- Manj-e Nesa Location within Iran
- Coordinates: 31°32′15″N 50°37′38″E﻿ / ﻿31.53750°N 50.62722°E
- Country: Iran
- Province: Chaharmahal and Bakhtiari
- County: Lordegan
- District: Manj
- Established as a city: 2011

Population (2016)
- • Total: 1,492
- Time zone: UTC+3:30 (IRST)

= Manj-e Nesa =

City in Chaharmahal and Bakhtiari province, Iran

Manj-e Nesa (منج نسا) (Note: Also romanized as Manj-e Nesā’ and Monj-e Nesā’; also known as Manj, Monj, Monj Bālā, and Monj-e Bālā) is a city in, and the capital of, Manj District in Lordegan County, Chaharmahal and Bakhtiari province, Iran.
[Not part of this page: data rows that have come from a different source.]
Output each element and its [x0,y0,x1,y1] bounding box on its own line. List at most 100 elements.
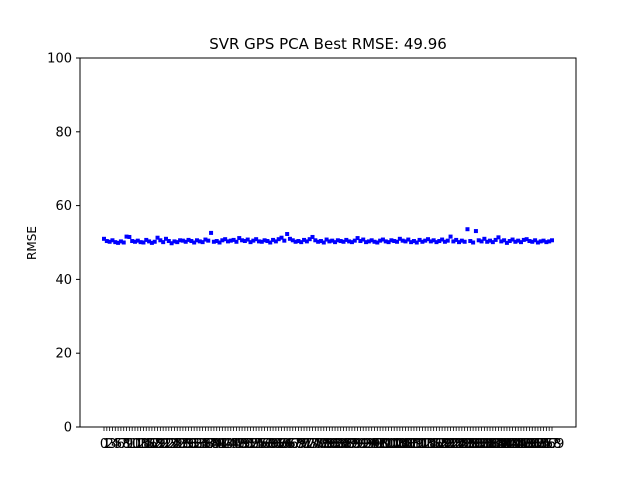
data-point [175,240,180,245]
x-tick-label: 146 [503,437,528,452]
data-point [521,237,526,242]
x-tick-label: 114 [413,437,438,452]
data-point [454,237,459,242]
x-tick-label: 48 [231,437,248,452]
x-tick-label: 70 [293,437,310,452]
data-point [499,239,504,244]
data-point [462,239,467,244]
data-point [304,239,309,244]
x-tick-label: 75 [307,437,324,452]
data-point [547,239,552,244]
x-tick-label: 138 [480,437,505,452]
x-tick-label: 154 [525,437,550,452]
data-point [386,240,391,245]
x-tick-label: 116 [418,437,443,452]
x-tick-label: 135 [472,437,497,452]
x-tick-label: 18 [146,437,163,452]
data-point [192,240,197,245]
x-tick-label: 136 [475,437,500,452]
data-point [383,239,388,244]
y-tick-label: 60 [55,199,72,214]
data-point [211,239,216,244]
data-point [369,238,374,243]
x-tick-label: 63 [273,437,290,452]
data-point [135,238,140,243]
x-tick-label: 109 [399,437,424,452]
data-point [307,237,312,242]
y-axis-label: RMSE [25,226,39,260]
data-point [155,235,160,240]
data-point [141,240,146,245]
x-tick-label: 139 [483,437,508,452]
x-tick-label: 40 [208,437,225,452]
data-point [468,239,473,244]
x-tick-label: 150 [514,437,539,452]
data-points [102,227,554,246]
data-point [409,240,414,245]
data-point [459,238,464,243]
data-point [440,237,445,242]
data-point [110,238,115,243]
x-tick-label: 115 [416,437,441,452]
data-point [397,236,402,241]
data-point [457,240,462,245]
x-tick-label: 7 [120,437,128,452]
data-point [197,239,202,244]
data-point [324,237,329,242]
data-point [127,234,132,239]
data-point [431,238,436,243]
data-point [527,239,532,244]
x-tick-label: 5 [114,437,122,452]
x-tick-label: 13 [132,437,149,452]
x-tick-label: 62 [270,437,287,452]
data-point [510,237,515,242]
data-point [268,240,273,245]
data-point [442,239,447,244]
x-tick-label: 83 [330,437,347,452]
x-tick-label: 157 [534,437,559,452]
data-point [149,240,154,245]
data-point [242,239,247,244]
x-tick-label: 84 [332,437,349,452]
x-tick-label: 19 [149,437,166,452]
data-point [504,240,509,245]
data-point [372,239,377,244]
data-point [163,236,168,241]
x-tick-label: 158 [537,437,562,452]
x-tick-label: 9 [125,437,133,452]
x-tick-label: 90 [349,437,366,452]
data-point [318,239,323,244]
x-tick-label: 108 [396,437,421,452]
data-point [310,234,315,239]
data-point [364,240,369,245]
x-tick-label: 117 [421,437,446,452]
x-tick-label: 29 [177,437,194,452]
data-point [121,240,126,245]
data-point [519,240,524,245]
x-tick-label: 128 [452,437,477,452]
data-point [550,238,554,243]
x-tick-label: 16 [141,437,158,452]
data-point [316,239,321,244]
x-tick-label: 119 [427,437,452,452]
data-point [502,238,507,243]
x-tick-label: 39 [206,437,223,452]
data-point [490,240,495,245]
x-tick-label: 122 [435,437,460,452]
data-point [403,239,408,244]
data-point [158,238,163,243]
plot-frame [79,57,577,428]
data-point [482,236,487,241]
x-tick-label: 21 [155,437,172,452]
x-tick-label: 149 [511,437,536,452]
x-tick-label: 54 [248,437,265,452]
x-tick-label: 11 [127,437,144,452]
x-tick-label: 71 [296,437,313,452]
x-tick-label: 118 [424,437,449,452]
data-point [147,239,152,244]
data-point [228,238,233,243]
x-tick-label: 0 [100,437,108,452]
x-tick-label: 56 [254,437,271,452]
data-point [437,239,442,244]
x-tick-label: 61 [268,437,285,452]
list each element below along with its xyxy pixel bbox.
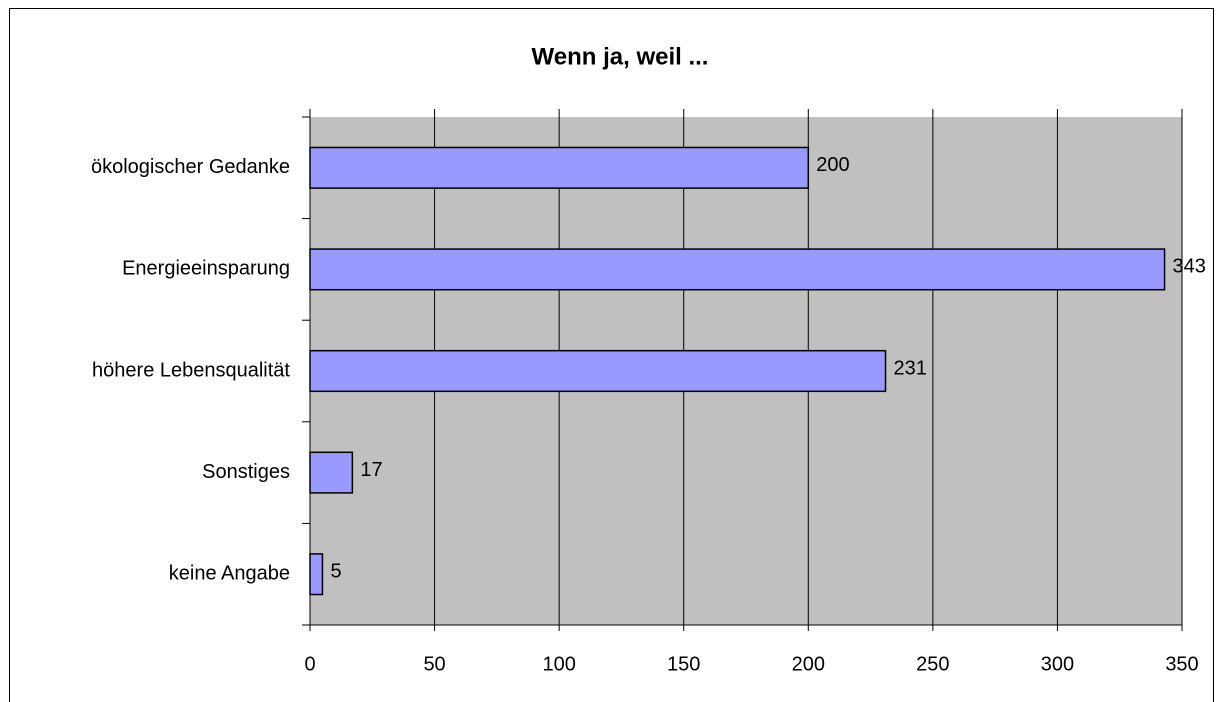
- y-tick-label: ökologischer Gedanke: [91, 156, 290, 178]
- y-tick-label: höhere Lebensqualität: [92, 359, 290, 381]
- x-tick-label: 100: [542, 653, 575, 675]
- y-tick-label: Energieeinsparung: [122, 258, 290, 280]
- x-tick-label: 150: [667, 653, 700, 675]
- data-label: 343: [1173, 256, 1206, 278]
- data-label: 5: [330, 560, 341, 582]
- bar: [309, 451, 354, 494]
- y-tick-label: keine Angabe: [169, 562, 290, 584]
- data-label: 17: [360, 459, 382, 481]
- x-tick-label: 0: [304, 653, 315, 675]
- x-tick-label: 200: [792, 653, 825, 675]
- x-tick-label: 250: [916, 653, 949, 675]
- x-tick-label: 50: [423, 653, 445, 675]
- x-tick-label: 350: [1165, 653, 1198, 675]
- data-label: 231: [894, 357, 927, 379]
- bar: [309, 553, 324, 596]
- bar: [309, 248, 1166, 291]
- x-tick-label: 300: [1041, 653, 1074, 675]
- data-label: 200: [816, 154, 849, 176]
- chart-title: Wenn ja, weil ...: [532, 43, 709, 70]
- y-tick-label: Sonstiges: [202, 461, 290, 483]
- bar: [309, 349, 887, 393]
- bar: [309, 146, 810, 189]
It also serves as the administrative center for Manj Rural District.

==Demographics==
===Ethnicity===
The city is populated by Lurs.

===Population===
At the time of the 2006 National Census, the population was 661 in 139 households, when it was a village in Manj Rural District. The following census in 2011 counted 1,486 people in 338 households. The 2016 census measured the population as 1,492 people in 381 households, by which time the village had merged with the villages of Manj-e Baraftab and Manj-e Jahrub in forming the city of Manj-e Nesa.